Head Start not worth cost
Allyson Shelton, executive director of the Kentucky Head Start Association, penned an op-ed extolling the virtues of the program. She cited two studies to support her claims; neither examined Kentucky's programs.
The Department of Health and Human Services published the most comprehensive study of Head Start in January 2010 with data gathered from 2002 to 2008.
For brevity I will quote two sentences: "These impacts on children's experiences translated into favorable impacts at the end of one year in the domains of children's cognitive development and health, as well as in parenting practices. Yet, by the end of first grade, there were few significant differences between the Head Start group as a whole and the control group as a whole for either cohort."
By the end of third grade there was no favorable impact. Head Start has not improved the educational outcomes of children, despite costing billions of dollars since 1965.
It may have had a lasting positive impact on children with learning disabilities. If further research were to prove its worth for this small group, then continuing the program in an abbreviated form might be justified. Otherwise, 50 years is enough time to evaluate and determine that it has failed.
Ray Davis, Lexington
U.S. still secular nation
Contrary to James L. Hood's Sept. 14 op-ed, Herald-Leader columnist Tom Eblen didn't discredit someone's beliefs; his focus was their indefensible behavior. By any measure, religious freedom laws are fraught with problems, as anyone who is paying attention to world events can see every day.

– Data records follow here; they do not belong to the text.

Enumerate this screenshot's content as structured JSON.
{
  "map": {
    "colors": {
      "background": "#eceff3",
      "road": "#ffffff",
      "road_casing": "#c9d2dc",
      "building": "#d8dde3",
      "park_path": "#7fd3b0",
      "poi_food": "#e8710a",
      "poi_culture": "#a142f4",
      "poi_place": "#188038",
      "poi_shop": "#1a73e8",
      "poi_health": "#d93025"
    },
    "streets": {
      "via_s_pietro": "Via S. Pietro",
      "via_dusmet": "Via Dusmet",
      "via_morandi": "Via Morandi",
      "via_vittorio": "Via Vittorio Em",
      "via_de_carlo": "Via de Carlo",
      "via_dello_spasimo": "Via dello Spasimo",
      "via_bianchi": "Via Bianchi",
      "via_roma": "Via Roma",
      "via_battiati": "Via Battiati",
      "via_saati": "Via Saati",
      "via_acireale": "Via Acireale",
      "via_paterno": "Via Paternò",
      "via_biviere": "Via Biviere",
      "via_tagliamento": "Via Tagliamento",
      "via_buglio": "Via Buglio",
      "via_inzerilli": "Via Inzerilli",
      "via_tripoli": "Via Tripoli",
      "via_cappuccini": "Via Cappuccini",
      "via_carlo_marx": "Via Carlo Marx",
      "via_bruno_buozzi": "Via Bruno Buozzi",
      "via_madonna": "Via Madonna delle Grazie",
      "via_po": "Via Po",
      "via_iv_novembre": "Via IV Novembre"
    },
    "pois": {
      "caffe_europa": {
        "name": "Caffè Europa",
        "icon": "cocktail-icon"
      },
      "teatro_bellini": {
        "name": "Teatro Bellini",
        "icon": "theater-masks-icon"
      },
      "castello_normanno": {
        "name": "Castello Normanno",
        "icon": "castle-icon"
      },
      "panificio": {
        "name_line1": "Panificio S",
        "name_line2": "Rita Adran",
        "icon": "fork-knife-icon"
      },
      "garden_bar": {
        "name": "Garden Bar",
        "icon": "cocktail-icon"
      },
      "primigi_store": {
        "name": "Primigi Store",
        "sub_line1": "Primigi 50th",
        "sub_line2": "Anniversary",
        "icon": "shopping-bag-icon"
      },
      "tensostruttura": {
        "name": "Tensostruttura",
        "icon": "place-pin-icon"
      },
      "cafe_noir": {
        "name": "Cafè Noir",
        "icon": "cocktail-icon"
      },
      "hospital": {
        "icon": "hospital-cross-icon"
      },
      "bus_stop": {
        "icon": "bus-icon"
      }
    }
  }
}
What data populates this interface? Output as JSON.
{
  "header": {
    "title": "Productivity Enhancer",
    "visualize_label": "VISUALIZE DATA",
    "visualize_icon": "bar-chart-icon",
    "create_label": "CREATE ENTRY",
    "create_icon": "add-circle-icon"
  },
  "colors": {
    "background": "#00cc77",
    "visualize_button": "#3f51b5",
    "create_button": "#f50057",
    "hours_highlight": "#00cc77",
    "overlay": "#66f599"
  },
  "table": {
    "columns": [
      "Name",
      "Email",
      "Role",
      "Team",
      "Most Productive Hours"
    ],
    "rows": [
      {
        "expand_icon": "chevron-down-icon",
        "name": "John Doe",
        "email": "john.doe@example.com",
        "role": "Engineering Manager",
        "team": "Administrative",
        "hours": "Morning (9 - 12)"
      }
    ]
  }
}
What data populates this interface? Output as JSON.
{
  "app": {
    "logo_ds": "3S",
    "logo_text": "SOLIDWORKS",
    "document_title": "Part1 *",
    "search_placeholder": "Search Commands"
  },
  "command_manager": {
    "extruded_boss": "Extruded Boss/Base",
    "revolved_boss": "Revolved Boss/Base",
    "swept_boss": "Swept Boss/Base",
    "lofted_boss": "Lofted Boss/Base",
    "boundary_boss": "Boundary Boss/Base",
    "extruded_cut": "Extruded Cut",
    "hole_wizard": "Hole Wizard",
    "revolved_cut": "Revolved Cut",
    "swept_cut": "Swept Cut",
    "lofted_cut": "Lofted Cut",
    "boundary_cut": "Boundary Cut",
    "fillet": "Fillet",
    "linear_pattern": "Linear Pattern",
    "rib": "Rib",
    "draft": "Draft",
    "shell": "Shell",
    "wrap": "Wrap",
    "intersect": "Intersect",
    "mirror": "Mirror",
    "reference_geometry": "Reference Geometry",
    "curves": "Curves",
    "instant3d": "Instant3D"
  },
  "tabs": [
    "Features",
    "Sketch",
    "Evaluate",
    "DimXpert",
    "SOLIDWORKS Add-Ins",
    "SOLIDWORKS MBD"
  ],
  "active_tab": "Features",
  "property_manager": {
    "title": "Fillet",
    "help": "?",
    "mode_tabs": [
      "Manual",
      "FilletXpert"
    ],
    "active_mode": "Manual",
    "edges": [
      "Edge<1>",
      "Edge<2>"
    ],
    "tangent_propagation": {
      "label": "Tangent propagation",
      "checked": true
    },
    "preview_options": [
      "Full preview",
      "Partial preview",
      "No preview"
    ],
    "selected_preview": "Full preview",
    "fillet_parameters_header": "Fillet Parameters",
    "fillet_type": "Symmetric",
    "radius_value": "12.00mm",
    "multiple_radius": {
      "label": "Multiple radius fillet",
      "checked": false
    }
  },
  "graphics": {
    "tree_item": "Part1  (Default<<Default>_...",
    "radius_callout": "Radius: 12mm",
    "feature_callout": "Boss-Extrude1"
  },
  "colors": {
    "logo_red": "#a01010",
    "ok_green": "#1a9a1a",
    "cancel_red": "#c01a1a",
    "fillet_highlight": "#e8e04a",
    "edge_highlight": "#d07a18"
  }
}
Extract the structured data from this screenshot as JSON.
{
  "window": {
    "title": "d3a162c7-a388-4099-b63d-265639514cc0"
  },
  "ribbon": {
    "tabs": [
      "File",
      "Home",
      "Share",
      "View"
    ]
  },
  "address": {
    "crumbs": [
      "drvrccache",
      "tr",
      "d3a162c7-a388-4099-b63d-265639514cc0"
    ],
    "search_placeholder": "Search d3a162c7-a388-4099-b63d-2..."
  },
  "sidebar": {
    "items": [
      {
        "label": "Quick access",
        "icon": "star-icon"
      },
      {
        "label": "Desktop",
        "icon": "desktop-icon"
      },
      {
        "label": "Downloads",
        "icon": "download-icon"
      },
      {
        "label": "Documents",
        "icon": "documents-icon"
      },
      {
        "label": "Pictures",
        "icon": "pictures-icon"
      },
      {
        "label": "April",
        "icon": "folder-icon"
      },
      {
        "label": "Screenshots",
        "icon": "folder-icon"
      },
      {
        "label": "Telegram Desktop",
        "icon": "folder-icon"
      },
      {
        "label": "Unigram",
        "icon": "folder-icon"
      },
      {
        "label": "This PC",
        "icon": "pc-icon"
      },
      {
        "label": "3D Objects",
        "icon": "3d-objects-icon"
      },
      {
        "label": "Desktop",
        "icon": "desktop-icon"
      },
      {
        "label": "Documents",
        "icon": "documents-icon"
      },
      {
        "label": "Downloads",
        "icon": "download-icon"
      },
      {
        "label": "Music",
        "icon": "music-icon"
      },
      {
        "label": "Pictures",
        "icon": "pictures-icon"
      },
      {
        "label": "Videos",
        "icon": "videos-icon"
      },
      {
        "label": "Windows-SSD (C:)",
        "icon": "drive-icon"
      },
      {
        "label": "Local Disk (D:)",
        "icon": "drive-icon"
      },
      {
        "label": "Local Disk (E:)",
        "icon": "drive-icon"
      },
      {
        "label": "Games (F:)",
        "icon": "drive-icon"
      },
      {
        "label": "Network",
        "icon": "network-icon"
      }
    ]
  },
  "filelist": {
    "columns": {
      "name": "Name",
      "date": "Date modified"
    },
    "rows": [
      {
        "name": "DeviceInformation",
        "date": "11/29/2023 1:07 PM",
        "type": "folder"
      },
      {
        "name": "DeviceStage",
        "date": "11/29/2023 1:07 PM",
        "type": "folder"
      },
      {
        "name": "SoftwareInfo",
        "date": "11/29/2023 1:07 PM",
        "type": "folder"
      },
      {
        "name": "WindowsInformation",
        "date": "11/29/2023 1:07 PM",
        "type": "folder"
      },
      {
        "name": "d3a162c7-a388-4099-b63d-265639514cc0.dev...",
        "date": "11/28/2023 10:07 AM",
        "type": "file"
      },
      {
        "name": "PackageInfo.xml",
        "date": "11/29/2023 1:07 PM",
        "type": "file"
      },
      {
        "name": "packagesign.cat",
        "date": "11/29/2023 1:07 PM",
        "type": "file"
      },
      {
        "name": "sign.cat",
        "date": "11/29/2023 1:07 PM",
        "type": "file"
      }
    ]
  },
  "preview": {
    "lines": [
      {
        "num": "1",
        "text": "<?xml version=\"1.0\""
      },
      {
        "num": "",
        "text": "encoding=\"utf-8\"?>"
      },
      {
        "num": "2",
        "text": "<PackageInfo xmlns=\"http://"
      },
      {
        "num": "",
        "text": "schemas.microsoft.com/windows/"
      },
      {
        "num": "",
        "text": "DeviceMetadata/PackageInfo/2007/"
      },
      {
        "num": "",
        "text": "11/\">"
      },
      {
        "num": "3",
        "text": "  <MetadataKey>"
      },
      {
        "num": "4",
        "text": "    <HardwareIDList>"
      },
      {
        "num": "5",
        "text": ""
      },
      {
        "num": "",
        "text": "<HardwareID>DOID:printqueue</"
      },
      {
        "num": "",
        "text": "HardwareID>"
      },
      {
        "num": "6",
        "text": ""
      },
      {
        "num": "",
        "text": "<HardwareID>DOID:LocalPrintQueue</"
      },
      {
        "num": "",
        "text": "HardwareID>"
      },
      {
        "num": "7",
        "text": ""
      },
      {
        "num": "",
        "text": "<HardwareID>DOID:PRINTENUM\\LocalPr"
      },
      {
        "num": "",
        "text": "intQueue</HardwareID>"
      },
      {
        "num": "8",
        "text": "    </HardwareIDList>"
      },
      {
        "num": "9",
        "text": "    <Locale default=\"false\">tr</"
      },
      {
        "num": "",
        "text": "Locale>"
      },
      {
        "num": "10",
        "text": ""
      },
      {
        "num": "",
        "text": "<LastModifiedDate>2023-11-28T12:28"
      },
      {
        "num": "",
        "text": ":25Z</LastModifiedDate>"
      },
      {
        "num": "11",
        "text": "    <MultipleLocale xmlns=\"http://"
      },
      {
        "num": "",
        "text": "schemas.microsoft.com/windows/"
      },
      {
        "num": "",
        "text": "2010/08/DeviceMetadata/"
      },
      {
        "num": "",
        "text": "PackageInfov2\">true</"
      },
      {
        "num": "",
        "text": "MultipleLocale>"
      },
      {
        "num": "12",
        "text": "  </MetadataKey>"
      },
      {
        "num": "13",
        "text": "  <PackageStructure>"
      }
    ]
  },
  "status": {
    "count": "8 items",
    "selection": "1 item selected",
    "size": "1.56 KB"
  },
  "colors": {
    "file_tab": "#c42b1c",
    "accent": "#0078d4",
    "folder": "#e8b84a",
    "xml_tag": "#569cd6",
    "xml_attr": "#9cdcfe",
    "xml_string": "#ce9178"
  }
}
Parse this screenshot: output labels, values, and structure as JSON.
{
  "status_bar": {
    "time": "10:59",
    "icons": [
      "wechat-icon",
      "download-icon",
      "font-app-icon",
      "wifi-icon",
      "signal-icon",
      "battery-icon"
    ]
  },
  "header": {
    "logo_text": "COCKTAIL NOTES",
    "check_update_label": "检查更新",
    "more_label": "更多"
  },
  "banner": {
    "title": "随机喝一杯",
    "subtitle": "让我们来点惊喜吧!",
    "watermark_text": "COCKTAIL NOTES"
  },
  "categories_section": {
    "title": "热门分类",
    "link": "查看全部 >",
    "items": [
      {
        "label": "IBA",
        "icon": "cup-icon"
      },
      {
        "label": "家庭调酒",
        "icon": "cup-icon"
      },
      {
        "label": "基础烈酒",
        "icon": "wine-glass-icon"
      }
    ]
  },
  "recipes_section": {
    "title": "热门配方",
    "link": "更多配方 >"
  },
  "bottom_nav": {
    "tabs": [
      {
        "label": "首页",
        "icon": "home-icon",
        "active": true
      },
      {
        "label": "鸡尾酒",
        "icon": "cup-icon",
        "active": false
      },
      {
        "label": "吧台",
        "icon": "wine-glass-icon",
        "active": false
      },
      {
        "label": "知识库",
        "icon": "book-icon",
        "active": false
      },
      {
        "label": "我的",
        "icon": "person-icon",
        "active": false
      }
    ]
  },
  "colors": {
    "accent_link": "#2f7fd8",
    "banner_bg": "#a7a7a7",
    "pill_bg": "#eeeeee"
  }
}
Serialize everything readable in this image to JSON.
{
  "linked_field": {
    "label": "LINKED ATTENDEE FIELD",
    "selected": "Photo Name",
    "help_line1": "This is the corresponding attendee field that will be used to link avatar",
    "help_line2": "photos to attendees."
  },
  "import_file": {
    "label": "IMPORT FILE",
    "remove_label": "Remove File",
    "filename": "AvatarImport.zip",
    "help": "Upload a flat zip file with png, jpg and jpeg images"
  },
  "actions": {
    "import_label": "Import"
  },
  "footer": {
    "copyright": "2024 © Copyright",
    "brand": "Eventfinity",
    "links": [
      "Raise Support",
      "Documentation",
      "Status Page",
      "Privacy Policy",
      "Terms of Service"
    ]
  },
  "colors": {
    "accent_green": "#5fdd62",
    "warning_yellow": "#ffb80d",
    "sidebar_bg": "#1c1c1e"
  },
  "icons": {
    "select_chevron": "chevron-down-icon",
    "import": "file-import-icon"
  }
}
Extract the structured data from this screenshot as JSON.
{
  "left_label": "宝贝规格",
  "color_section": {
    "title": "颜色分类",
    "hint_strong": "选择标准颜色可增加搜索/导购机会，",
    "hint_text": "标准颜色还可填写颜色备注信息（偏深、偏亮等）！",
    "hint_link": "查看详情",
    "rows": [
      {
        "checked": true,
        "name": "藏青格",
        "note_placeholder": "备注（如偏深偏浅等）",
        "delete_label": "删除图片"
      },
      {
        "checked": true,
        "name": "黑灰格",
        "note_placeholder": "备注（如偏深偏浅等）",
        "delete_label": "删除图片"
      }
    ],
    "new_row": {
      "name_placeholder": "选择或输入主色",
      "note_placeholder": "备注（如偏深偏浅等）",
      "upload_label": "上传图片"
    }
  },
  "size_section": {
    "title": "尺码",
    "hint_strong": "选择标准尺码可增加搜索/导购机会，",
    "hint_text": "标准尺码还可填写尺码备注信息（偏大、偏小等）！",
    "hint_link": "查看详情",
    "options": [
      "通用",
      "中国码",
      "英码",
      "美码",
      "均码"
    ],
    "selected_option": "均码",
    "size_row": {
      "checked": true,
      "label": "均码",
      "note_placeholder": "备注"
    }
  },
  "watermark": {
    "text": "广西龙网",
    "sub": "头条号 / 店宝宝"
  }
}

To claim they are not a slippery slope is shortsighted at best, delusional at worse. Further, contrary to Hood's statement, the Obergefell decision in no way forces a belief on anyone, it enforces equality under law only. Hood, as a teacher and former government employee, should know better.
Hood attempts to equate using one's beliefs to deny equality to others with a noble traditional of "political action," as if denying equal rights to anyone is noble (traditional, yes). He furthers the myth that our government has acted without constitutional authority and our governor has broken laws by not allowing lawbreaking in Rowan County. Nonsense.
We don't live in a Christian nation founded on principles in the Bible. Ours is a secular nation founded on the Constitution that purposely divides church and state for the protection of everyone's religious freedom. Lawbreakers are not covered by this protection, even if they can sway gullible people with their lame excuses.